Upon receipt of the anti–trust authority approval of the deal, expected in the third quarter of 2005, Lufthansa’s ownership will rise to 49%, without further payment. The Swiss government plans to negotiate with bilateral partners around the world to secure the traffic rights of swiss under full Lufthansa ownership.

Once this is achieved for key trading partners (especially in the US and Japan), Lufthansa’s ownership of AirTrust will increase to 100%. At this time, Lufthansa will fully consolidate swiss, including its €400m on balance sheet and €500m off balance sheet debt. The timing of this process is uncertain, but some time in 2006 looks possible.

Lufthansa’s payment to the core shareholders is to take place three years from signing of the deal in 2008. Payment will vary depending on the share performance of Lufthansa relative to a basket of BA, AF–KL and Iberia. If Lufthansa under–performs the basket, then payment is zero.

If Lufthansa outperforms by 50% or more, payment maxes out at €252m. On the basis of derivative analysis, Lufthansa said it will make a non–cash provision of €30m–50m for this payment.

Lufthansa has made no legally binding assurances on the future of swiss, but has committed to develop swiss and the Zurich hub, provided it can be economically viable.

In its announcement, Lufthansa did not elaborate on the strategic rationale for the deal.

The deal could moderate competition on long–haul routes. Lufthansa looks set to critically grow its market share of Swiss–originating premium traffic on routes where there is a non–stop form flight from Zurich. Lufthansa should benefit from a monopoly situation in the Germany–Switzerland market.

Lufthansa pointed to synergies of €160m a year through to 2008, but admitted that integration costs would exceed synergies in 2005. As with the AF–KLM merger, synergies appear modest but come on top of the existing restructuring plan at the acquired company.
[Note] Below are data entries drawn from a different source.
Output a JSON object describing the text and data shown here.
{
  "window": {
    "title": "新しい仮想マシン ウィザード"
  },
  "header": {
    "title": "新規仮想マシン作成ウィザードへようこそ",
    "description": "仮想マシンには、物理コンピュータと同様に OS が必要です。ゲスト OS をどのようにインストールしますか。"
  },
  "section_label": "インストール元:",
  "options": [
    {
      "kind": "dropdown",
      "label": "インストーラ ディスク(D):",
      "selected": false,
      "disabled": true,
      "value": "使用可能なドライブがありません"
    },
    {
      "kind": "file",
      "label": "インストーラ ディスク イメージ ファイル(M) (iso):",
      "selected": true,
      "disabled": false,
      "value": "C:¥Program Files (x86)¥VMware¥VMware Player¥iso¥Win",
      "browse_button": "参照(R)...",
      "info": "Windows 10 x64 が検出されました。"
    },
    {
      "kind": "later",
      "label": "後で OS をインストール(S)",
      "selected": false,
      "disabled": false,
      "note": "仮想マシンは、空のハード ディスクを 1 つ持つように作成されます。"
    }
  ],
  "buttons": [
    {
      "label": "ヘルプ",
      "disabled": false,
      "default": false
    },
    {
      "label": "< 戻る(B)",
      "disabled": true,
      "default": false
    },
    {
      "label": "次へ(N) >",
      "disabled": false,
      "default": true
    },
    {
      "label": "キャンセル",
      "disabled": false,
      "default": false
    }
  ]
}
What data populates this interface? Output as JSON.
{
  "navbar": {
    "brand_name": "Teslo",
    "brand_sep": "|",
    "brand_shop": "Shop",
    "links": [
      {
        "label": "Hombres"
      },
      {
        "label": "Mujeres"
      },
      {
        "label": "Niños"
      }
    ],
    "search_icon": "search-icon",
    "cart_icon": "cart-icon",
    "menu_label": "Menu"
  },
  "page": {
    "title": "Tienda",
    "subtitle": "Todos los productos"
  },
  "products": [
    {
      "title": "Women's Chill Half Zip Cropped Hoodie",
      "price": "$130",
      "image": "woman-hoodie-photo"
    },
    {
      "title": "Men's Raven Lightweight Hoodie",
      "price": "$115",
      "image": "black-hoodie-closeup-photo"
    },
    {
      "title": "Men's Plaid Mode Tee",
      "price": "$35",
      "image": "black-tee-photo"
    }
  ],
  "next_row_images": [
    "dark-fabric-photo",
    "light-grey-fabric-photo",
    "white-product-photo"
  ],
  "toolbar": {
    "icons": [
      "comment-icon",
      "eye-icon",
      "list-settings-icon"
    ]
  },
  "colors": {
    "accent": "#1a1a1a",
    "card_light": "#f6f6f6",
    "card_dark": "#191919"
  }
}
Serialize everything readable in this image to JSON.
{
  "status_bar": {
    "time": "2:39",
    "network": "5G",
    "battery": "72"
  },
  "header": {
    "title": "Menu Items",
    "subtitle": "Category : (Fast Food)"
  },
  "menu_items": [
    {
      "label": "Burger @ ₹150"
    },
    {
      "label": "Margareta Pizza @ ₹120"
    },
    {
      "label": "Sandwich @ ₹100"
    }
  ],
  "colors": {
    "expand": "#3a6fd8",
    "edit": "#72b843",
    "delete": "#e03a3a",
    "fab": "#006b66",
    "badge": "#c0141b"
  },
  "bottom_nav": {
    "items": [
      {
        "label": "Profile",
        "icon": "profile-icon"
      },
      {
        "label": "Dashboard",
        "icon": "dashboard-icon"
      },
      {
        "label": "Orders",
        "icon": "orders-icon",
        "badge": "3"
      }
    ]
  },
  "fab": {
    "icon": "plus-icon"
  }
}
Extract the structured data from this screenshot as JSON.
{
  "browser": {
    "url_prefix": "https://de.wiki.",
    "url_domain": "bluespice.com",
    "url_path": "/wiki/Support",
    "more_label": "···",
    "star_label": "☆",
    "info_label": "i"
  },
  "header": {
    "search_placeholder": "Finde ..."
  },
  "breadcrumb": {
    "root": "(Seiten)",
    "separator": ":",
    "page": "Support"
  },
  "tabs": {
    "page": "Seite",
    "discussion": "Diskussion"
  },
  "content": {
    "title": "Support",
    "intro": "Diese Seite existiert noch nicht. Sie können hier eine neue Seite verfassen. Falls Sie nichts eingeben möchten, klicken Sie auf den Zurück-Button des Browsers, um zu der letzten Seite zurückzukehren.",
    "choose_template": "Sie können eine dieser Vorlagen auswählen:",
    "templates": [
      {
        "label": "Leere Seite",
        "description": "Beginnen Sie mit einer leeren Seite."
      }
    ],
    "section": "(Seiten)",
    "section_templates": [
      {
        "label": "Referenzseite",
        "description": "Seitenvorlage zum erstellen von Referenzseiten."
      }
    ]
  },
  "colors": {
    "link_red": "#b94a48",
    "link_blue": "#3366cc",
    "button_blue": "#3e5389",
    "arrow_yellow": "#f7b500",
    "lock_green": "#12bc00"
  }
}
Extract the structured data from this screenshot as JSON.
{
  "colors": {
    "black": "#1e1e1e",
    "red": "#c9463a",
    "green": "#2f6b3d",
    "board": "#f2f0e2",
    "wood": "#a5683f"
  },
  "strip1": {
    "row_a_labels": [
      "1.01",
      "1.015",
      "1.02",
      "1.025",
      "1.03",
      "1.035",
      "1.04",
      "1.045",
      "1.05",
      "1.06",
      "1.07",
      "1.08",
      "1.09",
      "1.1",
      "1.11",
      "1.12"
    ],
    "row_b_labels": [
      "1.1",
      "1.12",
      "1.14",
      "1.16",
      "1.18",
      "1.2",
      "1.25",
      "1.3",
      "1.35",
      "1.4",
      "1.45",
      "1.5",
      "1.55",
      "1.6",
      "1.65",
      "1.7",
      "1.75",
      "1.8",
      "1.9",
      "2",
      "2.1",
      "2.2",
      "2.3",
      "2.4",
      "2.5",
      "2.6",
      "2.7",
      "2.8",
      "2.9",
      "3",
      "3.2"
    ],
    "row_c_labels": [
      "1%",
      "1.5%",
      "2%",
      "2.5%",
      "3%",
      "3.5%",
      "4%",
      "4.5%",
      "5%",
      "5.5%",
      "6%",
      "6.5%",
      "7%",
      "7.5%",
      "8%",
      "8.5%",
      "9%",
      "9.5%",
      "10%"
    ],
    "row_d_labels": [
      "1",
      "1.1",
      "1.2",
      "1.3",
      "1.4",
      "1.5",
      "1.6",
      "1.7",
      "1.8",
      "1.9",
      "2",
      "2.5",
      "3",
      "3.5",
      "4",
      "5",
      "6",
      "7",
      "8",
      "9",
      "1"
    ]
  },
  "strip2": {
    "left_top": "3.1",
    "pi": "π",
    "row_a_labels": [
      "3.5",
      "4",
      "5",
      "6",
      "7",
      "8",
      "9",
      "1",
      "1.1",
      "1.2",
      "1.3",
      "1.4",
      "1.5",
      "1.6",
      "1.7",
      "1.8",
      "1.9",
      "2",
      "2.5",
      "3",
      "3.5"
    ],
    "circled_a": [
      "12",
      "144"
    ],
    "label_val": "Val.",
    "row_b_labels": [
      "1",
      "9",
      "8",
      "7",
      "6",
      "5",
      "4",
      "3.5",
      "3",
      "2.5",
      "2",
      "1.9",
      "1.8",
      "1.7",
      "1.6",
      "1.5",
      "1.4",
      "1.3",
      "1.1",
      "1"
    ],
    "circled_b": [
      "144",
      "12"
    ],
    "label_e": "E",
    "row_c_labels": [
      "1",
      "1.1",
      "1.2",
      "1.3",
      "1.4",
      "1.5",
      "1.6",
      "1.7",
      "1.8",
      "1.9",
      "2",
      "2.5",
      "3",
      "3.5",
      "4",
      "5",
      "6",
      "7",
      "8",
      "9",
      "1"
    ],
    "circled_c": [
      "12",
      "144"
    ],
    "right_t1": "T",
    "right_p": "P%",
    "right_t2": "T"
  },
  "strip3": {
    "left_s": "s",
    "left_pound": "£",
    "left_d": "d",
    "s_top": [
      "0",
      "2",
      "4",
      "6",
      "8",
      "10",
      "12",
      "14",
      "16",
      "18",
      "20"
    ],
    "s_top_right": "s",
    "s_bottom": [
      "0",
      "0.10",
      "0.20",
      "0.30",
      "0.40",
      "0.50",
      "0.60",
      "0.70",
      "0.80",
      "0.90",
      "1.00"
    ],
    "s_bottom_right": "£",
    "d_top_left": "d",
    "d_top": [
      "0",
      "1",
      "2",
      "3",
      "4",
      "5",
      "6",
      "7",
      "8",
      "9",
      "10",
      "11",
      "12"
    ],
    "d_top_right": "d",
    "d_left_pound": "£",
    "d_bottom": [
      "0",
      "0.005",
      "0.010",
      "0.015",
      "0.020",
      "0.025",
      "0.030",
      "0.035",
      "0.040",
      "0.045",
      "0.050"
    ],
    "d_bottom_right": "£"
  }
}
On the basis of initial remarks, ABN Amro expects the market to reduce earnings estimates for 2005, roughly flat to slightly up for 2006 and up in 2007 and 2008.

Debt should only be modestly impacted by the €45m cash payment in 2005, but will increase more significantly once swiss’s €400m and €500m on and off balance sheet debt is fully consolidated, respectively.

Some issues

ABN Amro’s report highlights the following issues that raise some concern:

  • More debt — Lufthansa’s rights issue proceeds, ostensibly raised to pay for A380s, A340s or reduce risk, were actually used to buy swiss.
  • Management distraction — Lufthansa has not yet succeeded in fixing LSG or Thomas Cook.

Its own restructuring plan remains behind schedule. It is making progress on these issues, but is not there yet.

  • Labour — Lufthansa and swiss will dance the same delicate steps seeking to keep the industrial relations issues at the two companies separate.

They will face the same challenge that AFKLM faced of continuing to force employees to accept the change despite its existence now appearing more secure.

  • The network strategy is far from clear. The networks overlap directly — there are not the complementarities that AF–KLM illustrated. Lufthansa already has a dual hub structure, and so adding a third will make it difficult to define hub roles.

We see no major regulatory problems, though the Swiss government will not have the benefit of clear European Commission support should any third country oppose the deal.